Quelque part en Champagne, quelques années après le sacre de Napoléon. Le château a été brûlé, les parents guillotinés, mais la fille est revenue. Sygne de Coûfontaine. Faire sonner les noms de ces personnages n'est pas un art facile. Dans la nuit, son cousin Georges surgit soudain. Avec lui, un prisonnier qu'il a soustrait à l'empereur. Le Pape. Mais on l'a vu. Le préfet de l'empereur, l'ancien frère de lait, le vieux révolutionnaire endurci, l'homme qui a fait décapiter leurs parents et brûleur le château, sait qu'il est là. Toussaint Turelure. Les noms, vous disais-je. Le prix de son silence ? La main de Sygne.
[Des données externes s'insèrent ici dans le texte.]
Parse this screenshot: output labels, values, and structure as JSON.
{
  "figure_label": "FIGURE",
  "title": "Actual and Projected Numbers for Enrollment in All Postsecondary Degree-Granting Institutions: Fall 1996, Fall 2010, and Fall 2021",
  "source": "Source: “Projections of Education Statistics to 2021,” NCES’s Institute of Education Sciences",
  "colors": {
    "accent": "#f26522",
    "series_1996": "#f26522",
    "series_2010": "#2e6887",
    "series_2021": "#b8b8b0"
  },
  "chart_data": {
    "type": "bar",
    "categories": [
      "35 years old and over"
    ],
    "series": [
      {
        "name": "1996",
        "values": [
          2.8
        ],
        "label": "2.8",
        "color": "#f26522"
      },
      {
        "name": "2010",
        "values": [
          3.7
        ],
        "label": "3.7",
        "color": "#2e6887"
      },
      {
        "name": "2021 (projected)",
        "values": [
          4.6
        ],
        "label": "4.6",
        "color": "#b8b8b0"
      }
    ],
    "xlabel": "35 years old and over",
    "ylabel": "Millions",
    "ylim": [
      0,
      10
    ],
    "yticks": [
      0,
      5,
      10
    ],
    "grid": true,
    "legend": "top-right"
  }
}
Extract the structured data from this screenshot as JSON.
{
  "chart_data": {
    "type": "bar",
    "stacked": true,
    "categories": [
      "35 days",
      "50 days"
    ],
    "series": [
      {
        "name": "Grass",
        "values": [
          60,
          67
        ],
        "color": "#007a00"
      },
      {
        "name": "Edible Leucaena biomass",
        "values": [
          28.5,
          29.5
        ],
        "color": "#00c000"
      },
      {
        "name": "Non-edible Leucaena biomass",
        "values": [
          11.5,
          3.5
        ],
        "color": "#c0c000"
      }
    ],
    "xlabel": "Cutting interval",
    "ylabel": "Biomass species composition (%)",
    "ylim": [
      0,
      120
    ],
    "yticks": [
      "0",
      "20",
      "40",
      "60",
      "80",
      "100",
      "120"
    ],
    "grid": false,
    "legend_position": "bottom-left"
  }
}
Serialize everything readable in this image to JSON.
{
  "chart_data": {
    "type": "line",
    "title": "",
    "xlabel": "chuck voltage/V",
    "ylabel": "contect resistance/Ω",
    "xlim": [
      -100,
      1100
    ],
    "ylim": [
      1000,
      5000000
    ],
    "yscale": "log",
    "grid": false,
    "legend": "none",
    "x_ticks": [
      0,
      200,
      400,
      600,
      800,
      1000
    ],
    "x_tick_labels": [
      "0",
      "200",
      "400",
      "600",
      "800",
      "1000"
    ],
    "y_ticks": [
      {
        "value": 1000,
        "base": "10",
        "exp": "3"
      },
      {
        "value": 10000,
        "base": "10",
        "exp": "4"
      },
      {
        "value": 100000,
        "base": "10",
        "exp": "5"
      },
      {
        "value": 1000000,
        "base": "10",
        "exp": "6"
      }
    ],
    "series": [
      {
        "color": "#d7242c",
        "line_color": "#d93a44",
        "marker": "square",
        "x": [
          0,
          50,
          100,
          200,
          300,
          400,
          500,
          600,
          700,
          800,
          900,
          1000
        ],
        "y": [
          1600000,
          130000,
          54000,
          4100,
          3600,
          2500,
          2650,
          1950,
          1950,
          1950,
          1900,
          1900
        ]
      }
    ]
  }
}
Les personnages sont extrêmement complexes. Sygne n'est pas du tout, mais alors pas du tout prête à accepter le rôle de victime désignée que tout le monde lui réserve. George de Coûfontaine, muré dans sa noblesse hiératique, toujours défait, toujours humilié, combattant et sacrifiant tout pour une cours en exil qui ne lui en sait nul gré. Toussaint Turelure, Talleyrand au petit pied, tout à la fois repoussant et fascinant de force et d'intelligence, fier de son passé de révolutionnaire bouillant, revenu de tout et prêt à toutes les trahisons. Le Pape, roseau tout droit planté au milieu des chênes déracinés...

A lire pour la magie des mots, la beauté des mots, l'âpreté des mots.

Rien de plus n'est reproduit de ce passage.